From the prior tables it can be seen that the Nearest Neighbour algorithm has bias towards classifying images as Non-Flat, based on the notable difference between the True Positive and True Negative Accuracy, with an average of 0.8 and 0.88 respectively.
SVM has a bias towards classifying images as flat, which is noted by its higher True Positive score in comparison to its True Negative score.
SVM has a relatively high separability, but a concern does arise as it has a high sensitivity to cross validation as its scores fluctuate considerably.
SVM, in comparison to the Neural Network, has a higher accuracy, as well as a higher separability.
Logistic Regression is stable. However, in comparison to SVM and Neural Network, it has a lower accuracy and separability.
It must be noted that as per the implementation details outlined in the patent documentation, the focal length range extracted for Android and iOS are different. For iOS devices, the focal lengths are inherently normalised between 0 and 1, as opposed to Android devices where the focal length are measured in Dioptres. Hence for this reason, two models were trained and deployed to cater for both platforms. Furthermore, no pre-processing was performed.

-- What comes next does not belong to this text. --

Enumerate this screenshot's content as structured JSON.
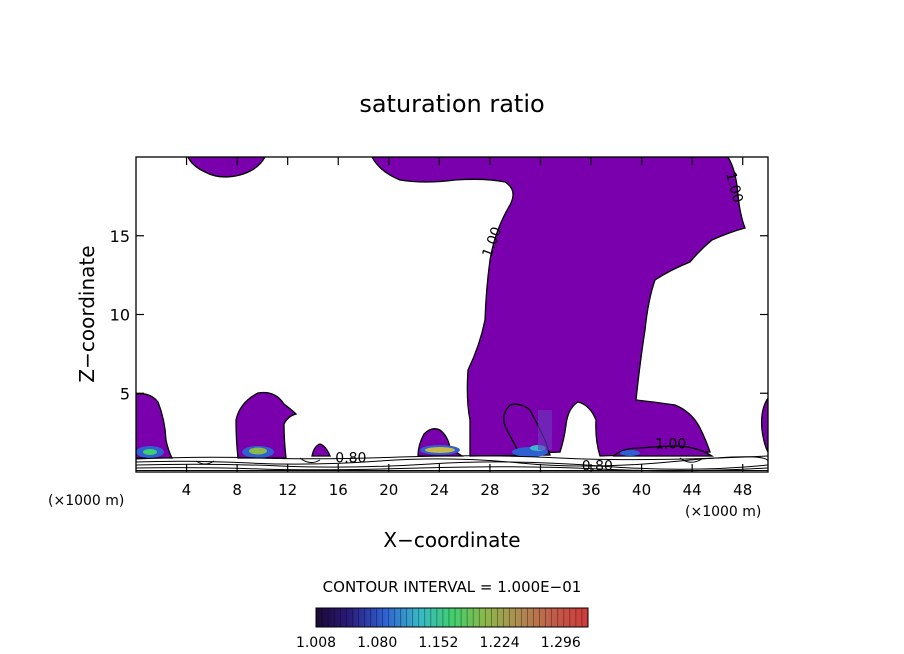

The following is a list of potential issues that may arise in the classification process:
Scenes that have naturally occurring flat surfaces, may be classified as an illegitimate image – resulting in false positives.
The dataset that was used to train the models for the Android Implementation lacked or had no extreme values such as ∞, this is a major concern as the ML model would become unstable for scenes that hold these values.
Extremely far scenes from the camera, are likely to capture focal lengths of ∞ which may result in a misclassification.
Dark scenes are also likely to capture focal lengths of ∞ which may result in a misclassification as well.
In conclusion, we have shown that it is possible to identify when an image contains a flat surface using focal lengths. Furthermore, we have developed a novel solution that integrates SVM with focal length data to classify an image accordingly.